Cross Validation in Detail

Cross Validation

Let’s first understand the importance of cross validation. Due to busy schedules, these days I don’t get much time to participate in data science competitions. Long time back, I participated in TFI Competition on Kaggle. Without delving into my competition performance, I would like to show you the dissimilarity between my public and private leaderboard score.

Here is an example of scoring on Kaggle!

For TFI competition, following were three of my solution and scores (Lesser the better) :

kaggle

You will notice that the third entry which has the worst Public score turned to be the best model on Private ranking. There were more than 20 models above the “submission_all.csv”, but I still chose “submission_all.csv” as my final entry (which really worked out well). What caused this phenomenon ? The dissimilarity in my public and private leaderboard is caused by over-fitting.

Over-fitting is nothing but when you model become highly complex that it starts capturing noise also.

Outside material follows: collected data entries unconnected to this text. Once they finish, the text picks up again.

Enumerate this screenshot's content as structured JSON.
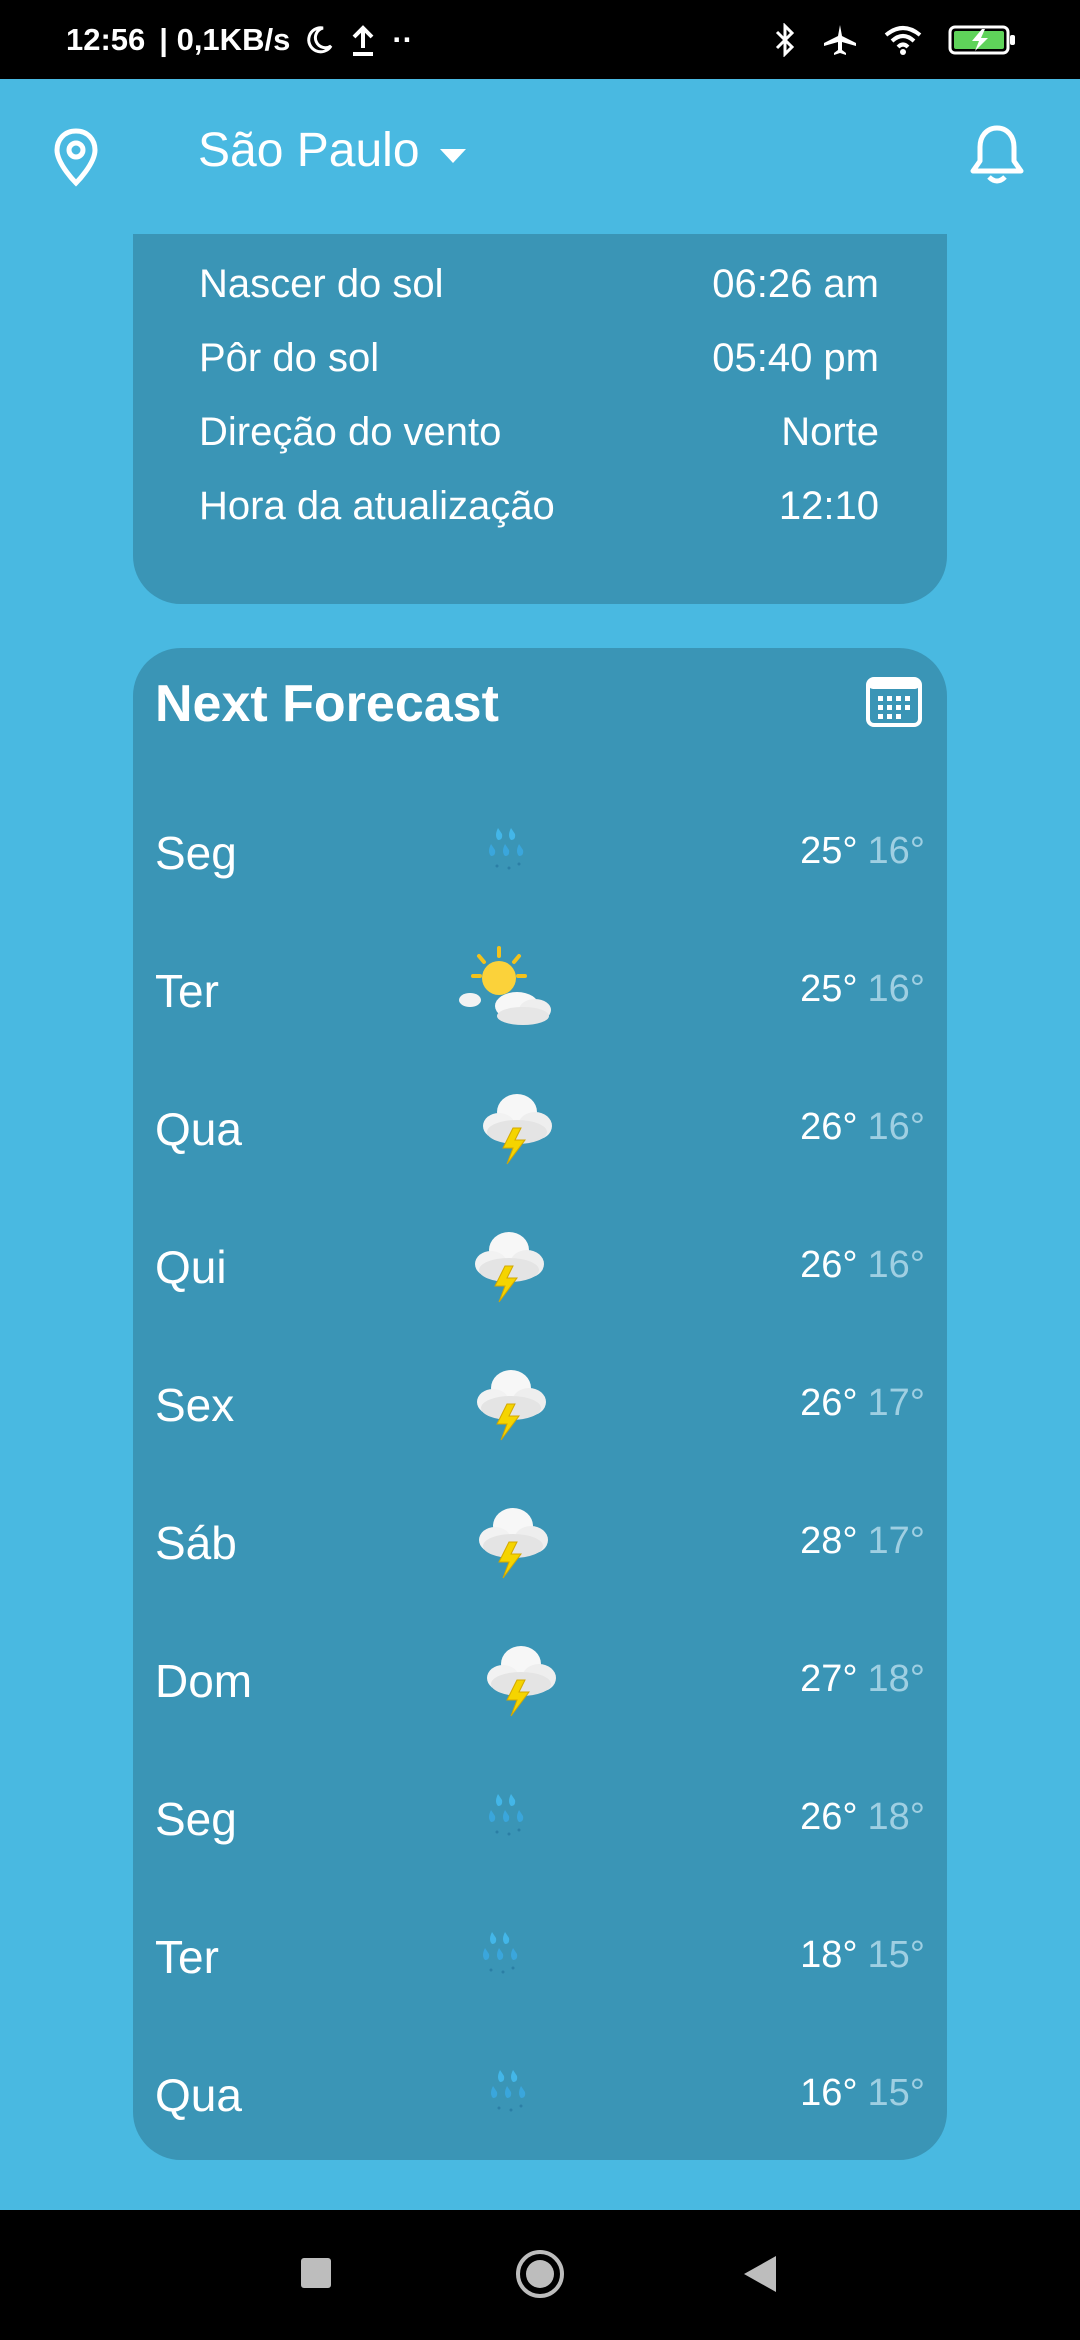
{
  "status_bar": {
    "time": "12:56",
    "net_speed": "| 0,1KB/s",
    "dots": "··"
  },
  "header": {
    "city": "São Paulo"
  },
  "details": [
    {
      "label": "Nascer do sol",
      "value": "06:26 am"
    },
    {
      "label": "Pôr do sol",
      "value": "05:40 pm"
    },
    {
      "label": "Direção do vento",
      "value": "Norte"
    },
    {
      "label": "Hora da atualização",
      "value": "12:10"
    }
  ],
  "forecast": {
    "title": "Next Forecast",
    "days": [
      {
        "day": "Seg",
        "icon": "rain-icon",
        "high": "25°",
        "low": "16°"
      },
      {
        "day": "Ter",
        "icon": "partly-sunny-icon",
        "high": "25°",
        "low": "16°"
      },
      {
        "day": "Qua",
        "icon": "thunderstorm-icon",
        "high": "26°",
        "low": "16°"
      },
      {
        "day": "Qui",
        "icon": "thunderstorm-icon",
        "high": "26°",
        "low": "16°"
      },
      {
        "day": "Sex",
        "icon": "thunderstorm-icon",
        "high": "26°",
        "low": "17°"
      },
      {
        "day": "Sáb",
        "icon": "thunderstorm-icon",
        "high": "28°",
        "low": "17°"
      },
      {
        "day": "Dom",
        "icon": "thunderstorm-icon",
        "high": "27°",
        "low": "18°"
      },
      {
        "day": "Seg",
        "icon": "rain-icon",
        "high": "26°",
        "low": "18°"
      },
      {
        "day": "Ter",
        "icon": "rain-icon",
        "high": "18°",
        "low": "15°"
      },
      {
        "day": "Qua",
        "icon": "rain-icon",
        "high": "16°",
        "low": "15°"
      }
    ]
  },
  "colors": {
    "background": "#49b9e1",
    "card": "#3a95b6",
    "low_temp": "#9fcfe2"
  }
}
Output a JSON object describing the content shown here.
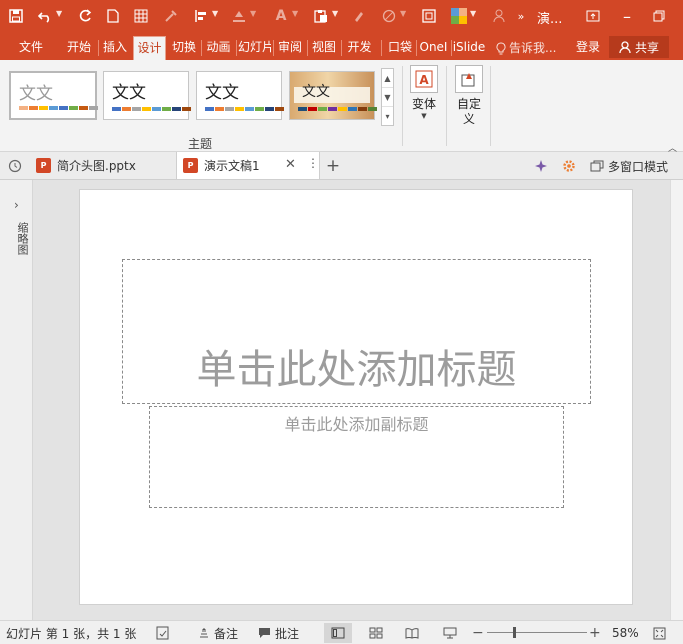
{
  "qat": {
    "icons": [
      "save-icon",
      "undo-icon",
      "redo-icon",
      "new-doc-icon",
      "grid-icon",
      "eyedropper-icon",
      "align-icon",
      "fill-icon",
      "font-color-icon",
      "paste-icon",
      "format-painter-icon",
      "shapes-icon",
      "fit-icon",
      "color-swatch-icon",
      "person-icon",
      "more-icon"
    ],
    "title": "演..."
  },
  "tabs": [
    "文件",
    "开始",
    "插入",
    "设计",
    "切换",
    "动画",
    "幻灯片",
    "审阅",
    "视图",
    "开发",
    "口袋",
    "OneI",
    "iSlide"
  ],
  "active_tab": "设计",
  "tell_me": "告诉我...",
  "login": "登录",
  "share": "共享",
  "themes": [
    {
      "label": "文文",
      "colors": [
        "#f4b183",
        "#ed7d31",
        "#ffc000",
        "#5b9bd5",
        "#4472c4",
        "#70ad47",
        "#c55a11",
        "#a5a5a5"
      ]
    },
    {
      "label": "文文",
      "colors": [
        "#4472c4",
        "#ed7d31",
        "#a5a5a5",
        "#ffc000",
        "#5b9bd5",
        "#70ad47",
        "#264478",
        "#9e480e"
      ]
    },
    {
      "label": "文文",
      "colors": [
        "#4472c4",
        "#ed7d31",
        "#a5a5a5",
        "#ffc000",
        "#5b9bd5",
        "#70ad47",
        "#264478",
        "#9e480e"
      ]
    },
    {
      "label": "文文",
      "colors": [
        "#1f4e79",
        "#c00000",
        "#70ad47",
        "#7030a0",
        "#ffc000",
        "#2e75b6",
        "#843c0c",
        "#548235"
      ]
    }
  ],
  "group_label": "主题",
  "variant_label": "变体",
  "custom_label": "自定义",
  "doc_tabs": [
    {
      "name": "简介头图.pptx",
      "active": false
    },
    {
      "name": "演示文稿1",
      "active": true
    }
  ],
  "multi_window": "多窗口模式",
  "left_pane_label": "缩略图",
  "slide": {
    "title_placeholder": "单击此处添加标题",
    "subtitle_placeholder": "单击此处添加副标题"
  },
  "status": {
    "slide_info": "幻灯片 第 1 张，共 1 张",
    "notes": "备注",
    "comments": "批注",
    "zoom": "58%",
    "zoom_fraction": 0.58
  },
  "colors": {
    "accent": "#d24726",
    "ribbon_bg": "#f3f3f3"
  }
}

This ‘noise’ adds no value to model, but only inaccuracy.

In the following section, I will discuss how you can know if a solution is an over-fit or not before we actually know the test results.

The concept : Cross Validation

Cross Validation is one of the most important concepts in any type of data modelling. It simply says, try to leave a sample on which you do not train the model and test the model on this sample before finalizing the model.

model evaulation, cross validation

Above diagram shows how to validate model with in-time sample. We simply divide the population into 2 samples, and build model on one sample. Rest of the population is used for in-time validation.

Could there be a negative side of the above approach?

I believe, a negative side of this approach is that we loose a good amount of data from training the model. Hence, the model is very high bias. And this won’t give best estimate for the coefficients. So what’s the next best option?

What if, we make a 50:50 split of training population and the train on first 50 and validate on rest 50. Then, we train on the other 50, test on first 50. This way we train the model on the entire population, however on 50% in one go. This reduces bias because of sample selection to some extent but gives a smaller sample to train the model on. This approach is known as 2-fold cross validation.

k-fold Cross validation

Let’s extrapolate the last example to k-fold from 2-fold cross validation. Now, we will try to visualize how does a k-fold validation work.

kfolds, cross validation

This is a 7-fold cross validation.

Here’s what goes on behind the scene : we divide the entire population into 7 equal samples. Now we train models on 6 samples (Green boxes) and validate on 1 sample (grey box). Then, at the second iteration we train the model with a different sample held as validation. In 7 iterations, we have basically built model on each sample and held each of them as validation. This is a way to reduce the selection bias and reduce the variance in prediction power. Once we have all the 7 models, we take average of the error terms to find which of the models is best.